Herkes biliyor ama kimse söylemiyor: Sosyal medya, adı üstünde “sosyal” bir alan. Ama bizimkisi sosyallikten çıkmış, tam bir kaos meydanına dönüşmüş durumda. Neden mi? Çünkü hesap açan herkes özgür değil; “kimliği belirsiz” bir maskenin ardına saklanma hakkını buluyor.
Kime hizmet ettiği belli olmayan, sahte isimlerle, çizgi film karakterleriyle sahneye çıkıyorlar. Yalan haberler, iftiralar, hakaretler… İpin ucunu kaçırmış bir güruh. Ama biz susuyoruz, ne hikmetse bu anonimliği “özgürlük” diye yutturuyoruz. Oysa asıl özgürlük, hesap verebilme cesaretidir.
Şimdi size bir fikir: Sosyal medya hesapları, tıpkı bir bankadan kredi çeker gibi açılmalı. Kimlik ibrazı, görüntülü teyit… İşte hepsi bu kadar basit. Bu kadarından korkuyorsan zaten kimseyi eleştirme hakkın yok demektir!
Şirketler, dernekler, vakıflar? Onlar da aynı prosedüre tabi olmalı. Ticaret Sicil Gazetesi mi var? Göster. Faaliyet belgesi mi gerekiyor? Sun. Gerçek bir hesap sahibi olarak karşımıza çık. Hayır, ben sadece trollük yapmak istiyorum diyorsan… Burası cirit sahası değil, herkes evine.
Kim ne derse desin, internet özgürlüğü demek yalan söyleme özgürlüğü değildir. Herkes eteğindeki taşı döksün. Kim olduğunu açıkla. Hem sosyal medya hem de toplum temizlensin. Yeter ki, bu samimiyetsiz anonimlik zırhı ortadan kalksın.
Biliyorsunuz, anonimlik kalkanıyla dolaşanlar genelde korkaktır.

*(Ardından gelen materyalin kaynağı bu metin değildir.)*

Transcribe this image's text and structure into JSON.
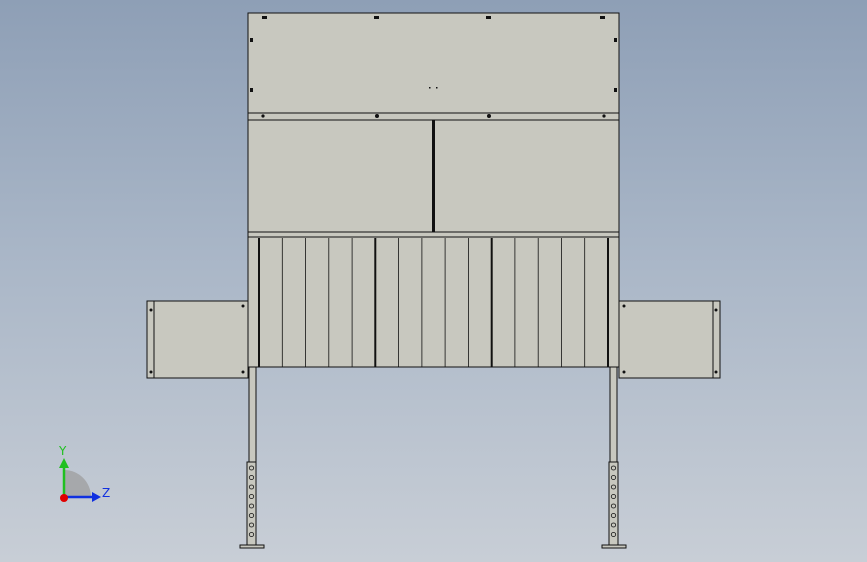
{
  "viewport": {
    "background_top": "#8e9fb6",
    "background_bottom": "#c8ced6"
  },
  "model": {
    "fill_color": "#c8c8bf",
    "edge_color": "#111111",
    "louver_count": 16
  },
  "triad": {
    "x_color": "#e00000",
    "y_color": "#20c020",
    "z_color": "#1030e0",
    "y_label": "Y",
    "z_label": "Z"
  }
}
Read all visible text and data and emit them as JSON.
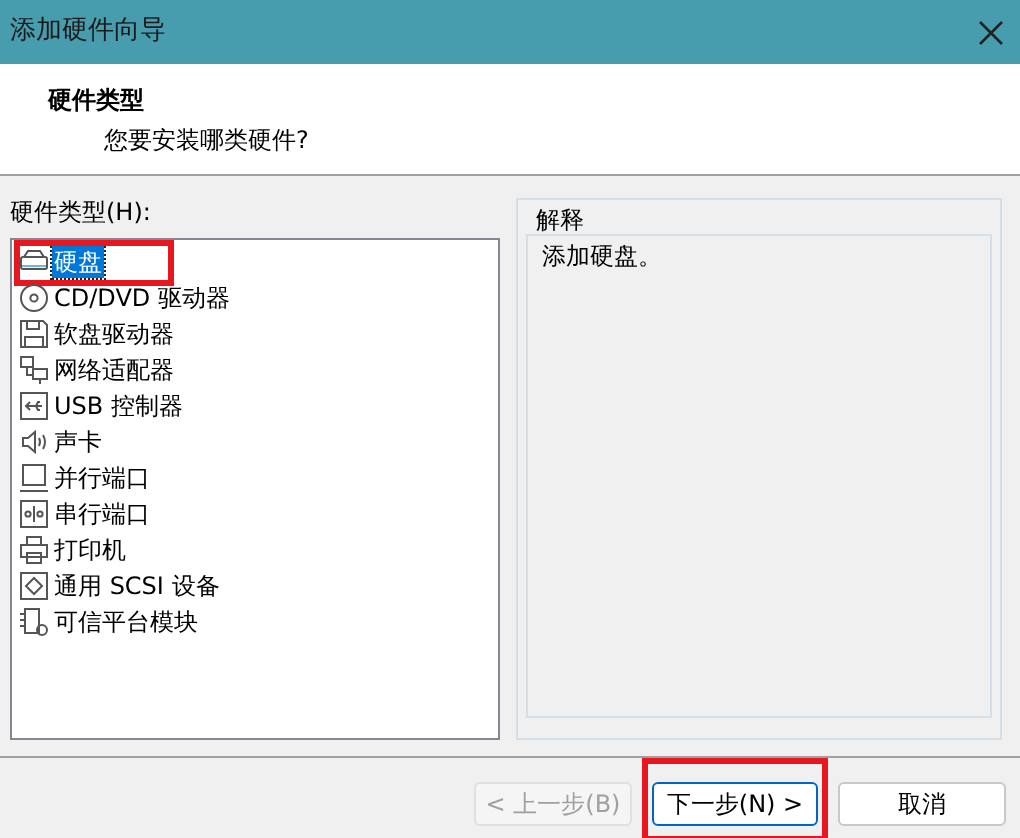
{
  "window": {
    "title": "添加硬件向导"
  },
  "header": {
    "title": "硬件类型",
    "subtitle": "您要安装哪类硬件?"
  },
  "hardware_list": {
    "label": "硬件类型(H):",
    "items": [
      {
        "kind": "disk",
        "label": "硬盘",
        "selected": true,
        "highlighted": true
      },
      {
        "kind": "cd",
        "label": "CD/DVD 驱动器",
        "selected": false,
        "highlighted": false
      },
      {
        "kind": "floppy",
        "label": "软盘驱动器",
        "selected": false,
        "highlighted": false
      },
      {
        "kind": "network",
        "label": "网络适配器",
        "selected": false,
        "highlighted": false
      },
      {
        "kind": "usb",
        "label": "USB 控制器",
        "selected": false,
        "highlighted": false
      },
      {
        "kind": "sound",
        "label": "声卡",
        "selected": false,
        "highlighted": false
      },
      {
        "kind": "parallel",
        "label": "并行端口",
        "selected": false,
        "highlighted": false
      },
      {
        "kind": "serial",
        "label": "串行端口",
        "selected": false,
        "highlighted": false
      },
      {
        "kind": "printer",
        "label": "打印机",
        "selected": false,
        "highlighted": false
      },
      {
        "kind": "scsi",
        "label": "通用 SCSI 设备",
        "selected": false,
        "highlighted": false
      },
      {
        "kind": "tpm",
        "label": "可信平台模块",
        "selected": false,
        "highlighted": false
      }
    ]
  },
  "explanation": {
    "title": "解释",
    "text": "添加硬盘。"
  },
  "buttons": [
    {
      "label": "< 上一步(B)",
      "disabled": true,
      "highlighted": false
    },
    {
      "label": "下一步(N) >",
      "disabled": false,
      "highlighted": true
    },
    {
      "label": "取消",
      "disabled": false,
      "highlighted": false
    }
  ]
}
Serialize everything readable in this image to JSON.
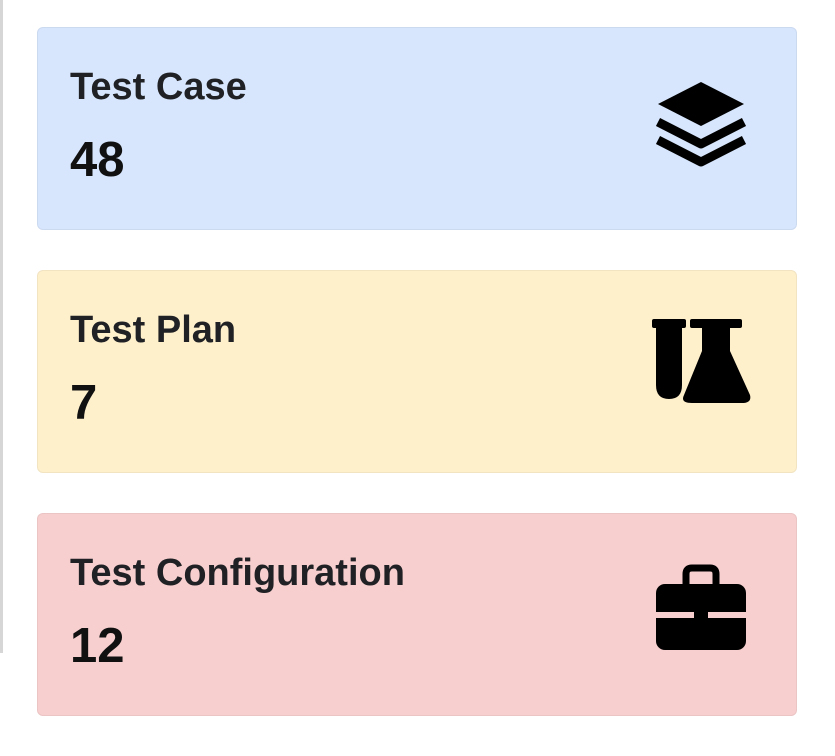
{
  "cards": [
    {
      "title": "Test Case",
      "value": "48",
      "color": "#d7e6fd",
      "icon": "layers-icon"
    },
    {
      "title": "Test Plan",
      "value": "7",
      "color": "#fff0cc",
      "icon": "flask-icon"
    },
    {
      "title": "Test Configuration",
      "value": "12",
      "color": "#f8cfcf",
      "icon": "toolbox-icon"
    }
  ]
}
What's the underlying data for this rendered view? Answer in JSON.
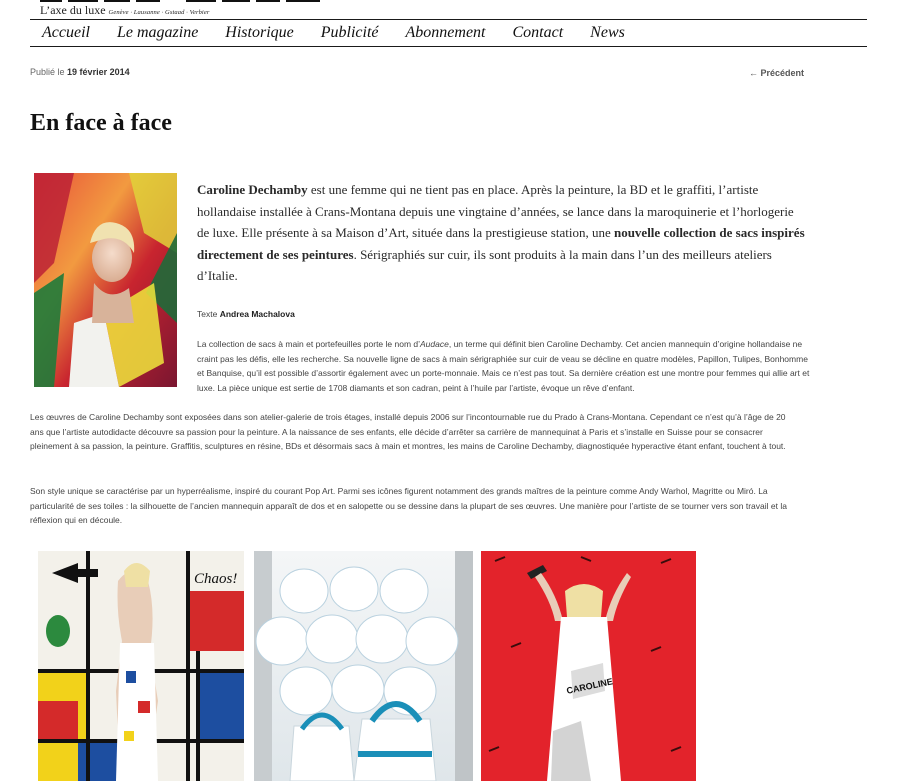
{
  "site": {
    "tagline_main": "L’axe du luxe",
    "tagline_cities": "Genève · Lausanne · Gstaad · Verbier"
  },
  "nav": {
    "items": [
      {
        "label": "Accueil"
      },
      {
        "label": "Le magazine"
      },
      {
        "label": "Historique"
      },
      {
        "label": "Publicité"
      },
      {
        "label": "Abonnement"
      },
      {
        "label": "Contact"
      },
      {
        "label": "News"
      }
    ]
  },
  "post": {
    "published_prefix": "Publié le",
    "published_date": "19 février 2014",
    "prev_link": "← Précédent",
    "title": "En face à face",
    "lead": {
      "name": "Caroline Dechamby",
      "text1": " est une femme qui ne tient pas en place. Après la peinture, la BD et le graffiti, l’artiste hollandaise installée à Crans-Montana depuis une vingtaine d’années, se lance dans la maroquinerie et l’horlogerie de luxe. Elle présente à sa Maison d’Art, située dans la prestigieuse station, une ",
      "bold2": "nouvelle collection de sacs inspirés directement de ses peintures",
      "text2": ". Sérigraphiés sur cuir, ils sont produits à la main dans l’un des meilleurs ateliers d’Italie."
    },
    "credit_prefix": "Texte",
    "credit_author": "Andrea Machalova",
    "para1_a": "La collection de sacs à main et portefeuilles porte le nom d’",
    "para1_italic": "Audace",
    "para1_b": ", un terme qui définit bien Caroline Dechamby. Cet ancien mannequin d’origine hollandaise ne craint pas les défis, elle les recherche. Sa nouvelle ligne de sacs à main sérigraphiée sur cuir de veau se décline en quatre modèles, Papillon, Tulipes, Bonhomme et Banquise, qu’il est possible d’assortir également avec un porte-monnaie. Mais ce n’est pas tout. Sa dernière création est une montre pour femmes qui allie art et luxe. La pièce unique est sertie de 1708 diamants et son cadran, peint à l’huile par l’artiste, évoque un rêve d’enfant.",
    "para2": "Les œuvres de Caroline Dechamby sont exposées dans son atelier-galerie de trois étages, installé depuis 2006 sur l’incontournable rue du Prado à Crans-Montana. Cependant ce n’est qu’à l’âge de 20 ans que l’artiste autodidacte découvre sa passion pour la peinture. A la naissance de ses enfants, elle décide d’arrêter sa carrière de mannequinat à Paris et s’installe en Suisse pour se consacrer pleinement à sa passion, la peinture. Graffitis, sculptures en résine, BDs et désormais sacs à main et montres, les mains de Caroline Dechamby, diagnostiquée hyperactive étant enfant, touchent à tout.",
    "para3": "Son style unique se caractérise par un hyperréalisme, inspiré du courant Pop Art. Parmi ses icônes figurent notamment des grands maîtres de la peinture comme Andy Warhol, Magritte ou Miró. La particularité de ses toiles : la silhouette de l’ancien mannequin apparaît de dos et en salopette ou se dessine dans la plupart de ses œuvres. Une manière pour l’artiste de se tourner vers son travail et la réflexion qui en découle."
  },
  "gallery": {
    "chaos_text": "Chaos!",
    "sign_text": "CAROLINE"
  },
  "colors": {
    "nav_border": "#1a1a1a",
    "red_bg": "#e3232b",
    "mondrian_red": "#d42a2a",
    "mondrian_blue": "#1d4ea0",
    "mondrian_yellow": "#f2d21a"
  }
}
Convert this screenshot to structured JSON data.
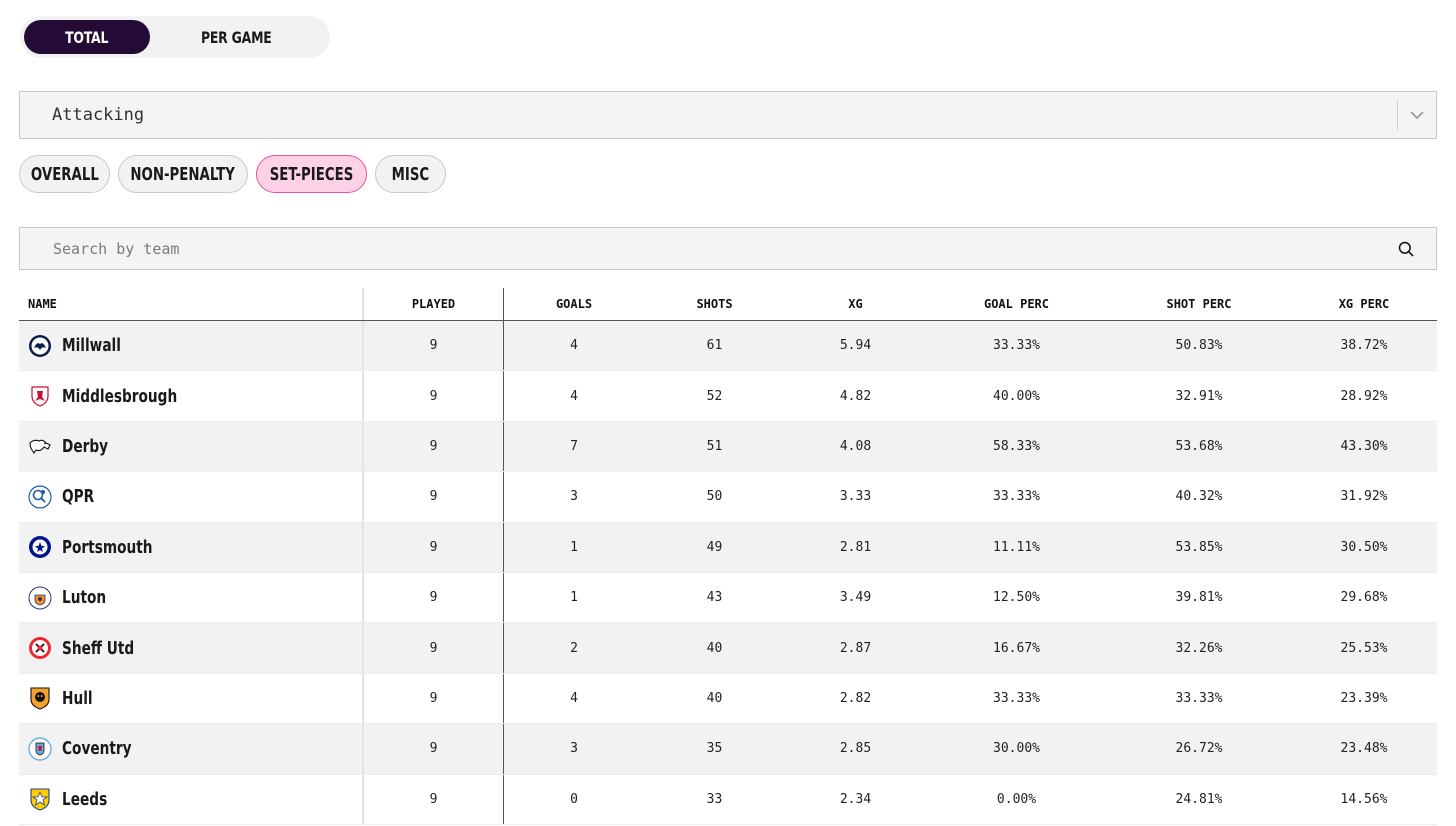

Ama herkes adını açıkça söylemek zorunda kalırsa, kimse haksız yere övünemez, hak etmeyen kimse de yerin dibine sokulamaz. Çünkü gerçek kimlik cesaret ister! Ve belki o zaman, sosyal medya bir kaos alanı olmaktan çıkar; fikrin, saygının, tartışmanın mekânı haline gelir.
Diyoruz ki: Haydi, önce kimliğini göster. Bakalım gerçekten ne kadar özgürsün?